Adams Corner, Dorchester, MA - Irish Heritage Festival Map
Adams Corner, Dorchester, MA - Irish Heritage Festival Map
Shuttle buses will run all day from Ashmont and North Quincy T stations.  If you are traveling by car, take the shuttle from Florian Hall on Hallett St or Granite Ave Park & Ride in Milton.
Shuttle buses will run all day from Ashmont and North Quincy T stations. If you are traveling by car, take the shuttle from Florian Hall on Hallett St or Granite Ave Park & Ride in Milton.

Dorchester is gearing up for the town’s first ever Irish festival. In what promises to be a spectacular day of fun, music and tradition, Adams Corner will close down on Sunday, October 11 to celebrate Dorchester's famed Irish heritage.
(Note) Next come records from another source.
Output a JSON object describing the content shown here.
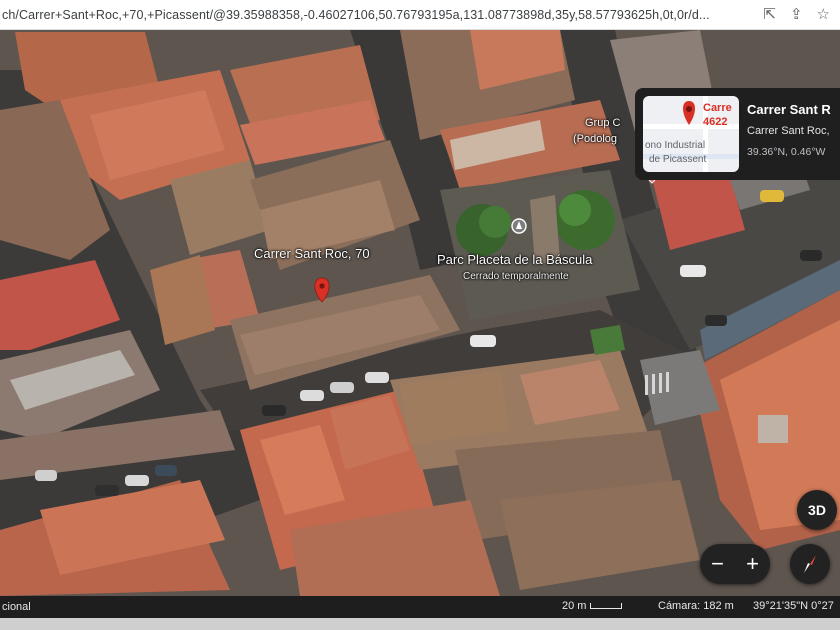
{
  "browser": {
    "url": "ch/Carrer+Sant+Roc,+70,+Picassent/@39.35988358,-0.46027106,50.76793195a,131.08773898d,35y,58.57793625h,0t,0r/d...",
    "icons": [
      "cast-icon",
      "share-icon",
      "star-icon"
    ]
  },
  "map": {
    "labels": {
      "address": "Carrer Sant Roc, 70",
      "park": "Parc Placeta de la Báscula",
      "park_status": "Cerrado temporalmente",
      "shop_line1": "Grup C",
      "shop_line2": "(Podolog"
    },
    "colors": {
      "pin": "#d93025",
      "roof_orange": "#c8694a",
      "roof_brown": "#8b6a55",
      "street": "#4a4a4a"
    }
  },
  "info_card": {
    "title": "Carrer Sant R",
    "subtitle": "Carrer Sant Roc,",
    "coords": "39.36°N, 0.46°W",
    "thumb_text1": "Carre",
    "thumb_text2": "4622",
    "thumb_text3": "ono Industrial",
    "thumb_text4": "de Picassent"
  },
  "controls": {
    "three_d": "3D",
    "zoom_out": "−",
    "zoom_in": "+"
  },
  "status": {
    "left": "cional",
    "scale": "20 m",
    "camera": "Cámara: 182 m",
    "coords": "39°21'35\"N 0°27"
  }
}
“We have one of the highest concentrations of people that can claim Irish ancestry here in Dorchester, and we’re trying to highlight all those positive aspects that make this community what it is,” said festival co-chair John O’Toole. “It can really lay claim to being the epicenter of Irish activity in Boston.”
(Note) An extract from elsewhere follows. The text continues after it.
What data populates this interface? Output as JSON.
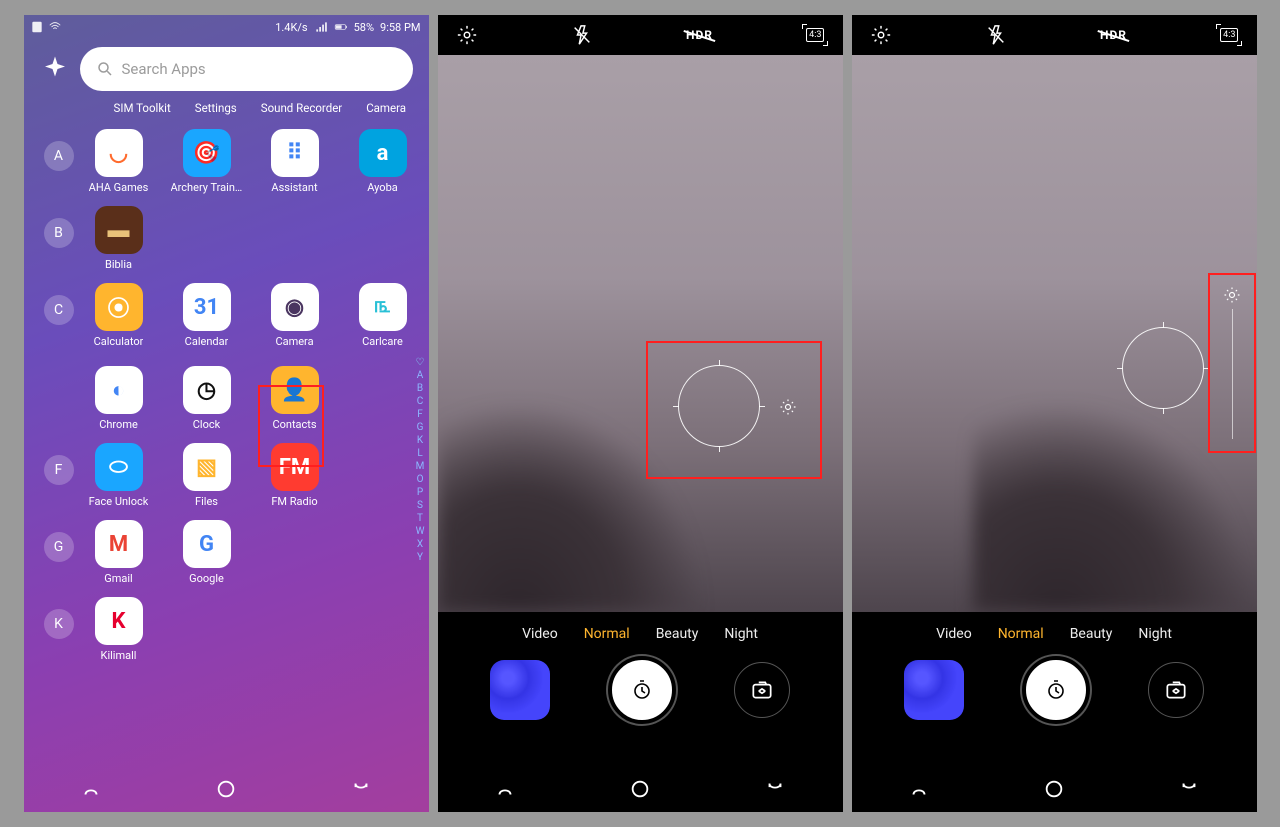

The sense of support and excitement for the Irish Heritage Festival has been overwhelming since the event was announced. Local businesses have jumped on board and the mayor’s office has helped slice through the red tape, giving single day outside licenses to the neighboring bars.

“We were essentially going to try to do this next year, but the interest was so great that we basically said, ‘We’re going to be able to pull this off this year,’” O’Toole said. “We have a wonderful, cohesive, tight-knit community, the majority of which boasts Irish ancestry.”

The all-day event will shut down Adams Corner from 9 a.m. to 8 p.m., next to the historic Eire Pub, where presidents have long been coming for photo ops. The festival boasts a solid line-up of performers including Pauline Wells, Aoife Clancy, The Joshua Tree and The Gobshites as well as the very best in traditional Irish dancing and seisuins. With that in mind, O’Toole expects over two thousand people to attend.

This event marks the beginning of an annual fall tradition in Dorchester, and every year the festival intends to honor someone from the Irish American community. This year’s honoree is Michael Joyce, a longtime Dorchester resident and Irishmen from Connemara who dedicated his life to helping others.

“He was such a great humanitarian,” said his daughter Mary Joyce Morris. “Our house was always filled with people coming to talk to him, coming to get advice from him. He never said no to anyone.”

Joyce passed away in 1988 of stomach cancer at the age of 66.

“His roots were in Connemara, his heart was in Dorchester, and his life was at the State House,” she said.

He was well recognized, not only in the Irish community, but by people of all ethnicities.

A judge recently came up to Mary and told her, “I knew your father. Your father was a diplomat without a portfolio.”

The city plans to erect a permanent monument to Joyce, but no plans have yet been finalized.

The festival will host the finale of the Shamrock Idol at 5 p.m., a local version of American Idol with an Irish twist.